Драматургия последних лет насчитывает немало пьес со смещенным временем действия — в события настоящего вторгается прошлое (реже будущее). Но и в подобных случаях сценическая реализация отдельных временных отрезков однонаправленна, необратима. Движение спектакля пресекается, сценическое действие останавливается, если это условие не соблюдено.
Самый верный показатель отсутствия или исчезновения продуктивного словесного и физического действия на сцене — те ложные моменты театрального времени, когда интересы героев обращены к прошлому. Значит, действие остановилось, прервалось. Происходит демонстрация состояний, чувств, на сцену вступает ложная многозначительность — все то, что противоречит самой природе театрального искусства, суть которого — стремительно развивающееся действие.
Но как же поступать с многочисленными моментами пьес, откровенно посвященных воспоминаниям, монологам или диалогам героев, переносящих их в детство, юность, в прошлое?
И эти моменты сценического действия не могут служить поводом для остановки. И их надо расценивать с точки зрения движения вперед, устремленности в будущее.

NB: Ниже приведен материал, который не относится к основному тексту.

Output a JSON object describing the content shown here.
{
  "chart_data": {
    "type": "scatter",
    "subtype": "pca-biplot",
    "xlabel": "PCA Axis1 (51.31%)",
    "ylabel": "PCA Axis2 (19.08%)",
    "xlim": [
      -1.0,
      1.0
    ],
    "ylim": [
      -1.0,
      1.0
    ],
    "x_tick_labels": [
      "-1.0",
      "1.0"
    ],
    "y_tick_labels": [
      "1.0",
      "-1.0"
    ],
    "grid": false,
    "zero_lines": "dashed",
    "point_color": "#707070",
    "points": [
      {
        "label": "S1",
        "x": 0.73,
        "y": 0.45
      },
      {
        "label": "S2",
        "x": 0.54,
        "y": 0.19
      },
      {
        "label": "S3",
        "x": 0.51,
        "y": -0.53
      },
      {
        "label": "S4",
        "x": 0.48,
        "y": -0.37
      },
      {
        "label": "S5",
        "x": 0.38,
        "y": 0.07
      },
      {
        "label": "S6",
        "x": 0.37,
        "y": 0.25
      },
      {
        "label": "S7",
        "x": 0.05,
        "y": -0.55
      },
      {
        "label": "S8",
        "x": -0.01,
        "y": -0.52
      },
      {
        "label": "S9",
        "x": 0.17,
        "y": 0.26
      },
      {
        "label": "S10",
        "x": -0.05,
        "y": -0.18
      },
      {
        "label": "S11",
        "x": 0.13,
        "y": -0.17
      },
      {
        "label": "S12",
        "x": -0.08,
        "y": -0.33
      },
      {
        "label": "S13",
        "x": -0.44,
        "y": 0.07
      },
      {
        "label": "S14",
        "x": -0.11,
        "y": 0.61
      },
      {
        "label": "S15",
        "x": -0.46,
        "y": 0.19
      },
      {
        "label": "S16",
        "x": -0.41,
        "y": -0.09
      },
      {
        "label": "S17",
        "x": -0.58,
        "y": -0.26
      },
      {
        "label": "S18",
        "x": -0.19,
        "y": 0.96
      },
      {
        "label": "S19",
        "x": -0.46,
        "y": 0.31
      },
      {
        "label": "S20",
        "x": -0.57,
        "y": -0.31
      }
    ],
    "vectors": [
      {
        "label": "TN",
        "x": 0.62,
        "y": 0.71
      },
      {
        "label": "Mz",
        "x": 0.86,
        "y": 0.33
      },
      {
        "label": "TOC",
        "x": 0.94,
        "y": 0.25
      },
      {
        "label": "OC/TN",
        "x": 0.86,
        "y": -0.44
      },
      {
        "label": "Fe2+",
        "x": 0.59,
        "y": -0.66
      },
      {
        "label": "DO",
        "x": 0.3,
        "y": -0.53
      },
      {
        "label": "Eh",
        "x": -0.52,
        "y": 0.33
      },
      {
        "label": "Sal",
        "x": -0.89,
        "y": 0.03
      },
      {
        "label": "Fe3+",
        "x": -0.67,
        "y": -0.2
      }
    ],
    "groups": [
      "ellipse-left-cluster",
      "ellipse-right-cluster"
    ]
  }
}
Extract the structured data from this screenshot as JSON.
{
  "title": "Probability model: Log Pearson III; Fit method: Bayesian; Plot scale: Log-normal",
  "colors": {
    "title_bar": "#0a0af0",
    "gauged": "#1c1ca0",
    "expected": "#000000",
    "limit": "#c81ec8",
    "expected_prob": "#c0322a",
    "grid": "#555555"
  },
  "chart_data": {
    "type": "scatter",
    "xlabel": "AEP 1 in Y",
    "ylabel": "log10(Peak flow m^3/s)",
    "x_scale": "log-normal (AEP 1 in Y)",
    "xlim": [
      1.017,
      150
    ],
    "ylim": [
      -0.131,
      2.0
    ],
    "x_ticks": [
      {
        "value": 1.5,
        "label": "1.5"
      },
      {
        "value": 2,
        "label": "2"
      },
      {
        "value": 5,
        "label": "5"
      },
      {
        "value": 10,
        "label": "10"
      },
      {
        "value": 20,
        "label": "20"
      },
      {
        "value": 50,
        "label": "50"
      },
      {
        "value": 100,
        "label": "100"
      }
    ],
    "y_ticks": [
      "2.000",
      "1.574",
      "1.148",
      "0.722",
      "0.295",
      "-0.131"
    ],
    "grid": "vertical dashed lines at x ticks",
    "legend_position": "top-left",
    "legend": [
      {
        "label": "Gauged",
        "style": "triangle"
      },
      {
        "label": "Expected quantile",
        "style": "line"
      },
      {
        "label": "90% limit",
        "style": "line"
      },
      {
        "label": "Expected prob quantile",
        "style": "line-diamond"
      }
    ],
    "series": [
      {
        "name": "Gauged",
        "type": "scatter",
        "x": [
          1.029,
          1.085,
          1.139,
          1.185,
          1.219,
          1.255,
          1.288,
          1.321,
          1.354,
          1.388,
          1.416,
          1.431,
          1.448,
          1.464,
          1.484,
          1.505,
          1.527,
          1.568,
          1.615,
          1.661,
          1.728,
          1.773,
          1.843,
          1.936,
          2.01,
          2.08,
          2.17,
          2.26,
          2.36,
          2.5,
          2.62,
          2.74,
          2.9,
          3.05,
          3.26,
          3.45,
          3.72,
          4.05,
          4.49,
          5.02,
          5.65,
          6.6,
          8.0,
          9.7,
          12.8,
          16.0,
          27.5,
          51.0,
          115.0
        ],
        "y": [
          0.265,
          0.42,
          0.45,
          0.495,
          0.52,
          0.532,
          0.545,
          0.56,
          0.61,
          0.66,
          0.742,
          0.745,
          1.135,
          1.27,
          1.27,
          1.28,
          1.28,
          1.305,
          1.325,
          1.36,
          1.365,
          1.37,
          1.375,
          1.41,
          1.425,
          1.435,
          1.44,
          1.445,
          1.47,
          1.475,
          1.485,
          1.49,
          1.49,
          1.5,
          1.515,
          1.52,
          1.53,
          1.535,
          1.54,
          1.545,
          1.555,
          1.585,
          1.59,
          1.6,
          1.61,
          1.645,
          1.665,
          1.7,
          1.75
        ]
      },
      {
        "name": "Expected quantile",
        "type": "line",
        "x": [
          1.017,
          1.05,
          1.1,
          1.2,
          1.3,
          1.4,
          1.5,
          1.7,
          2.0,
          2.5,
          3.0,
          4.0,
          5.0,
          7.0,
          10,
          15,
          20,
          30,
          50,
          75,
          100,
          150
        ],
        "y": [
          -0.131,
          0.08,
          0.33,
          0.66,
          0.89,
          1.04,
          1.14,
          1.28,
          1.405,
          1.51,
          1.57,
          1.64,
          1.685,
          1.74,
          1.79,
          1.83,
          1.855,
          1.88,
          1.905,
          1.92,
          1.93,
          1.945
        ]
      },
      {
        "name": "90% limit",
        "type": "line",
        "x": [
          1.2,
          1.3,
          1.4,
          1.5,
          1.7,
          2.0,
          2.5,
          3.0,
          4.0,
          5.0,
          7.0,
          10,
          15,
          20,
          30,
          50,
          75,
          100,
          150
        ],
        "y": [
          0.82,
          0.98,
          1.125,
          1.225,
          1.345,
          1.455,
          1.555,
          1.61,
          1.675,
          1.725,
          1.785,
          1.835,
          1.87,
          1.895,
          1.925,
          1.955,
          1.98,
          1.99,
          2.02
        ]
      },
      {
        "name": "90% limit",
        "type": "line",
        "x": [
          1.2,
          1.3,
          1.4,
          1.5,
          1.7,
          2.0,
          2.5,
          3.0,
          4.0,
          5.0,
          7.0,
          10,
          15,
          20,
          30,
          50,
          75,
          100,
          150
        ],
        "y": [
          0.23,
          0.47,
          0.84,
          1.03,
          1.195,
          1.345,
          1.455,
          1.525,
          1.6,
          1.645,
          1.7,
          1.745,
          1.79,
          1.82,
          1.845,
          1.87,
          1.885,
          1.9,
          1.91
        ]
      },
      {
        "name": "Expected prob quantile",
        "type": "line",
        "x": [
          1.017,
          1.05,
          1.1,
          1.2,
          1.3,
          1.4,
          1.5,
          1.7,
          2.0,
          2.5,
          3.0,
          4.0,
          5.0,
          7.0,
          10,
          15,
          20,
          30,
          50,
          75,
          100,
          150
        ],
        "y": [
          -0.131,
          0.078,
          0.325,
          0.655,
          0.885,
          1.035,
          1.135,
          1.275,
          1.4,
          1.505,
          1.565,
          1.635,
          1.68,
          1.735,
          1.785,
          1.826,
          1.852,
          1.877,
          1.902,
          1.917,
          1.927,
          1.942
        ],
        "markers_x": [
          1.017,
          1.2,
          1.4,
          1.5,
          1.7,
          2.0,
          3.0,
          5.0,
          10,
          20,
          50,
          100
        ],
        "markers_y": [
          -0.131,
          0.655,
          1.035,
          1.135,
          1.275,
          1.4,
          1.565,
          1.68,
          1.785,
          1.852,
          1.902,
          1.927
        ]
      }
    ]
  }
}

Городничий доискивается, кто первым пустил слух о ревизоре не для того, чтобы погоревать о случившемся, а чтобы изобличить и наказать виновных («Ревизор»). Большое напоминает Подхалюзину свои былые благодеяния вовсе не для того, чтобы посетовать на бессердечие молодых, и даже не для того, чтоб разоблачить приказчика, — он добивается расчета с кредиторами («Свои люди — сочтемся!»). Отелло рассказывает Сенату о прошлом своей любви, чтобы доказать право на руку Дездемоны, а не для того, чтобы погрузиться в лирические воспоминания («Отелло»).
Действия сценических героев направлены в будущее, подчинены интересам развития сюжета, сверхзадаче движения. Во все моменты театрального спектакля действие безостановочно и однонаправленно — по «стреле времени» в будущее.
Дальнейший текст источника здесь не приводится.